Paman dan bibi terkejut. "Jadi kalian pacaran?".
"Tidak paman, aku telah melamar Madoka."
…
Tiba-tiba hening seketika. Apakah aku telah mengambil rute bad ending?.
"Apa kau serius mengatakan itu?".
"Aku serius paman. Aku sadar jika selama satu bulan ini aku berhasil bertahan dari semua keterpurukan ku berkat Madoka. Karena itu aku rasa pertemuan ku dengan Madoka adalah takdir yang mengikat kami berdua."
HUWAHH! BARU SAJA AKU MENGATAKAN HAL YANG SANGAT MEMALUKAN! BUANG! BUANG! BUANG INGATANKU BARUSAN WAHAI OTAKKU!.
"Aku tidak menyangkalnya. Kau juga masih ingat bukan apa yang aku katakan di kafe kemarin?".
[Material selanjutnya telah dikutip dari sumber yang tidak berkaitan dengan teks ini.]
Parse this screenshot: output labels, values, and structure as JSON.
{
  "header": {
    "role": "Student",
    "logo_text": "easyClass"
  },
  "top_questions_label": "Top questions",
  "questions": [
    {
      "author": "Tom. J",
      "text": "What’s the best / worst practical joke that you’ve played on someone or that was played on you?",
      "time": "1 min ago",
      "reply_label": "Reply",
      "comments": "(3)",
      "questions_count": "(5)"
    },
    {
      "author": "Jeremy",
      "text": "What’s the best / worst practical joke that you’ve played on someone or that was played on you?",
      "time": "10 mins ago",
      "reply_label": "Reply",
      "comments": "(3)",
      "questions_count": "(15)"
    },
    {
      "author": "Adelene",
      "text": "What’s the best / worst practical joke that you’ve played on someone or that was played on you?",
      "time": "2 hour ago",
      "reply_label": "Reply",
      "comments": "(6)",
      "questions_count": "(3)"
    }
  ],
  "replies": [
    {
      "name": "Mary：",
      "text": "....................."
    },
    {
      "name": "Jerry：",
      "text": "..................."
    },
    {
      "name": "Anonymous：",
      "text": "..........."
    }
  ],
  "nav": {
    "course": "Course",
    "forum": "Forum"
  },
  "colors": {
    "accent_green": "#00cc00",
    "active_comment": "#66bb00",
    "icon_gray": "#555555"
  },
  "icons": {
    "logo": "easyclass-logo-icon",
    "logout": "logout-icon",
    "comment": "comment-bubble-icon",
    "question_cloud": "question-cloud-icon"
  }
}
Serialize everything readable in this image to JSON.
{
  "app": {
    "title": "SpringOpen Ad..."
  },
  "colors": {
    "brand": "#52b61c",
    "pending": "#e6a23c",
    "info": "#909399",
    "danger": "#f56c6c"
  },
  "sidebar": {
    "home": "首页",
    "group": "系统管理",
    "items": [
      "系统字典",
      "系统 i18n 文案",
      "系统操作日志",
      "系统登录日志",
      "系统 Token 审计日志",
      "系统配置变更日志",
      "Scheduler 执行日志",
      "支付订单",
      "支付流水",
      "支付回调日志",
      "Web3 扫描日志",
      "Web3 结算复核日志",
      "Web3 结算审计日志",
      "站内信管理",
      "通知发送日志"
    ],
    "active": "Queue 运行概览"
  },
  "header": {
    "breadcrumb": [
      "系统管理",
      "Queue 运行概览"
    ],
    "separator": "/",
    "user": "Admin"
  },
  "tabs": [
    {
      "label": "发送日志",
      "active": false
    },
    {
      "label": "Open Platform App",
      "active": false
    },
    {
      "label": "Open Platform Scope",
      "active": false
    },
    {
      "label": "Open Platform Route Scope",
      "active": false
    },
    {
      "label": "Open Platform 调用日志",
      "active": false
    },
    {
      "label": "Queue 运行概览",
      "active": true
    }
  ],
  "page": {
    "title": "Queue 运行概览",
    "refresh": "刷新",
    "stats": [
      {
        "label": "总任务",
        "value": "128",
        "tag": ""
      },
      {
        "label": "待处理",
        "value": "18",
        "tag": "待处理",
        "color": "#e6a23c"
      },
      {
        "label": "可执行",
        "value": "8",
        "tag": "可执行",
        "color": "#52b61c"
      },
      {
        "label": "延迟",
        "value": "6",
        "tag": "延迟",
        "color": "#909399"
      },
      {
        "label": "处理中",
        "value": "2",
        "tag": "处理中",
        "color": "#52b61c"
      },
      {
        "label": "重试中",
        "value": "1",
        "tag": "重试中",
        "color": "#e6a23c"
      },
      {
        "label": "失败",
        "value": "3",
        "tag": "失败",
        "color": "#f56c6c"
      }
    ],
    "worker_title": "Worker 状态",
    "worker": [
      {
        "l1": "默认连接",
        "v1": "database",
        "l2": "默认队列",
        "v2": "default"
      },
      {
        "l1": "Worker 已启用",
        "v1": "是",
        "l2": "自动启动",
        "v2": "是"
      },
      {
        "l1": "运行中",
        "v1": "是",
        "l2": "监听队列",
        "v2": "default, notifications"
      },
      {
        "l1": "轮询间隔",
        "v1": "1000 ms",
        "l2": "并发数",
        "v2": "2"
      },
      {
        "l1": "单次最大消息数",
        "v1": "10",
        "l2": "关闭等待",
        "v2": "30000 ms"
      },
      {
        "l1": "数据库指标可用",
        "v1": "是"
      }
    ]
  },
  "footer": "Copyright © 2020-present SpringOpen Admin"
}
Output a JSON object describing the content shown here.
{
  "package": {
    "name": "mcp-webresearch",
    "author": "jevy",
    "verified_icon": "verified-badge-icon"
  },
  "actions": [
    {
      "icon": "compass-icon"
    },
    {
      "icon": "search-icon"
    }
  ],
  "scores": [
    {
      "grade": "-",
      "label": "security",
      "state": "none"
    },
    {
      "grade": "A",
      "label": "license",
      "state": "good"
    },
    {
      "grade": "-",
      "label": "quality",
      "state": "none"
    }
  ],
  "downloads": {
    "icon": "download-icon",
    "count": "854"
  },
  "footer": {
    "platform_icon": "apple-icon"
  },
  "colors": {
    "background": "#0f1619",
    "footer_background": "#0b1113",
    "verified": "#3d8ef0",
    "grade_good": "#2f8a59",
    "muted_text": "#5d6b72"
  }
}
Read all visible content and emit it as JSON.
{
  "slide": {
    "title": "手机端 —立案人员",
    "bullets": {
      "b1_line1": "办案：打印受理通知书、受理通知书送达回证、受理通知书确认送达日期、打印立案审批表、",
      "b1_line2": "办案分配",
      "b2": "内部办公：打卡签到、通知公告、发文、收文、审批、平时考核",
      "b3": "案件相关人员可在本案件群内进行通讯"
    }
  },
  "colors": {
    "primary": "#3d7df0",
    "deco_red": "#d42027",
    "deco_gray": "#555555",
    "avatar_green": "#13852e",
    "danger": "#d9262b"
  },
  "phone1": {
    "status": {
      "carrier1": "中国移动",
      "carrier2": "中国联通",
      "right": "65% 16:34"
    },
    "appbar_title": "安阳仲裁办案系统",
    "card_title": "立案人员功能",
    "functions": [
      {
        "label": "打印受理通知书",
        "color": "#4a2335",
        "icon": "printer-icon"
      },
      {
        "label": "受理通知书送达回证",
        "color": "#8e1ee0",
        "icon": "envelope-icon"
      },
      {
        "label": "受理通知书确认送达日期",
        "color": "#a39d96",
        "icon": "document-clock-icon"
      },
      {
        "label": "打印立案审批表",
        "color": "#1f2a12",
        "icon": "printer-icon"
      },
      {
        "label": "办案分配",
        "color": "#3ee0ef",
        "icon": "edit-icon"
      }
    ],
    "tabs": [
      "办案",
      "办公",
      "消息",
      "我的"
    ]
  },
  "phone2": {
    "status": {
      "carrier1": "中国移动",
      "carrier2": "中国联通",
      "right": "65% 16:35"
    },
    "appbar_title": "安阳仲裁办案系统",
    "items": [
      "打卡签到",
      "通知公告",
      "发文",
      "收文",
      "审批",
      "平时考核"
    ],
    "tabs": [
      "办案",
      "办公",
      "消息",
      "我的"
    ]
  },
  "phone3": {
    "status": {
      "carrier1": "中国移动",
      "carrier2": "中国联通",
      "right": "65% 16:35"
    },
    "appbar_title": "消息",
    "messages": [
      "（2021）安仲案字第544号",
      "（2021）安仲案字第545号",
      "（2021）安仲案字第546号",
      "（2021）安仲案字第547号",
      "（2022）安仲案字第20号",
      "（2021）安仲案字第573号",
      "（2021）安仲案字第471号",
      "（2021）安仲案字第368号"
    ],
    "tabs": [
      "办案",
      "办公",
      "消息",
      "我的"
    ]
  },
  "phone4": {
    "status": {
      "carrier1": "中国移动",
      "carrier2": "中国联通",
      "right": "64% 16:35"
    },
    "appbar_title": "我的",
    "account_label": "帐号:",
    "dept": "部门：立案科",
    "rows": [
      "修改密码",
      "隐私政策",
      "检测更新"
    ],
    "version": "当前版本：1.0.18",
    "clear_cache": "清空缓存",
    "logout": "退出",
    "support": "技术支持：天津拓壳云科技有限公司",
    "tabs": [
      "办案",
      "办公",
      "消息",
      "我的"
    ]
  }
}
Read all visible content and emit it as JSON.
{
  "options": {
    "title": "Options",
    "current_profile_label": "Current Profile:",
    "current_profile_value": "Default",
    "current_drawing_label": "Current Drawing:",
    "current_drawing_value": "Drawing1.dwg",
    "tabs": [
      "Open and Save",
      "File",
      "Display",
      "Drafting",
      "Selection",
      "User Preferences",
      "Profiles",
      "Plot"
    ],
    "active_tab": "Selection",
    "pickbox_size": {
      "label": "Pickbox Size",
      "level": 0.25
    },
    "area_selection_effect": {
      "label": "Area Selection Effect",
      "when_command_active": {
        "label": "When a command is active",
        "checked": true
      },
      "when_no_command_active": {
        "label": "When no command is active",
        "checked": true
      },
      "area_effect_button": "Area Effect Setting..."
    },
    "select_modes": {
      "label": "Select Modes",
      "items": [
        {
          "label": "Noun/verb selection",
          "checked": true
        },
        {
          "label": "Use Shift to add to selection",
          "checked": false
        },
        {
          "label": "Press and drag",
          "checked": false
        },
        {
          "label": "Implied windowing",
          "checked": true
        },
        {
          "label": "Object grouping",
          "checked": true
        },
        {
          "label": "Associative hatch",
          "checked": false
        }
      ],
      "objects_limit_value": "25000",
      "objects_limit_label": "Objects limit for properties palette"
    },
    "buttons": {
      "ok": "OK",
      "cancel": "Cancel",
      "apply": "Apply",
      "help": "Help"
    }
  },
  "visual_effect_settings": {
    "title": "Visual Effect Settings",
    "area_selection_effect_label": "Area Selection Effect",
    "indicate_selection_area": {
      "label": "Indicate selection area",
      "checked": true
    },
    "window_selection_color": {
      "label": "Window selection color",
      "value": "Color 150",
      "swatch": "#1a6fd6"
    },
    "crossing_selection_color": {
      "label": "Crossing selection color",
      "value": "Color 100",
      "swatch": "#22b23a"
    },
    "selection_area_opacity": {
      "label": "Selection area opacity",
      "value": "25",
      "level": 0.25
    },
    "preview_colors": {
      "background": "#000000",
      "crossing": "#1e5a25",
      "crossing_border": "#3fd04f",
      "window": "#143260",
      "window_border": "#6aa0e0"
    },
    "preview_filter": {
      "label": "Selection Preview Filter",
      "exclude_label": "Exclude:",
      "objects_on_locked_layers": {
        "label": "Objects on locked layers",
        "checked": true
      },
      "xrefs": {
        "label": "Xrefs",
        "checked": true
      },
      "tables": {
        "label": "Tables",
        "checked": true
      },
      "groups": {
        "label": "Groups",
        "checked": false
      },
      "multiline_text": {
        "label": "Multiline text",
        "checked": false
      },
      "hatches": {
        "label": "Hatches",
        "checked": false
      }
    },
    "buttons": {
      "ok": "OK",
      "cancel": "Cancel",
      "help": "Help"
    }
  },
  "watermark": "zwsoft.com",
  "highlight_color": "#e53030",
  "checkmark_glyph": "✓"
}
"Iya. Karena itu paman… serahkan Madoka kepada saya."
Aku siap jika tidak diresmikan oleh paman.
"Baiklah, tapi kau harus menunggu satu tahun! Setelah kalian lulus baru ku resmikan kalian berdua."
Aku dan Madoka saling melihat lalu kami berpegangan tangan dengan bahagia.
"Akhirnya mimpimu ke Tokyo terwujud juga ya Madoka," ujar bibi.
"Iya Bu! Apalagi aku bersama orang yang aku sayangi."
"Ingat ya kalian belum boleh saling menyentuh! Tunggu lulus dan menikah baru kalian bisa lakukan apa saja!".
Aku dan Madoka menghadap paman lalu bersujud lagi kepada paman dan bibi sebagai tanda rasa terima kasih. "Terima kasih, bibi, paman," ucapku.
"Ayah, ibu, terima kasih banyak."
Setelah itu paman menutup penginapan Mizutani untuk hari ini dan dia mengadakan pesta pertunangan kami berdua, walaupun kecepatan untuk dirayakan.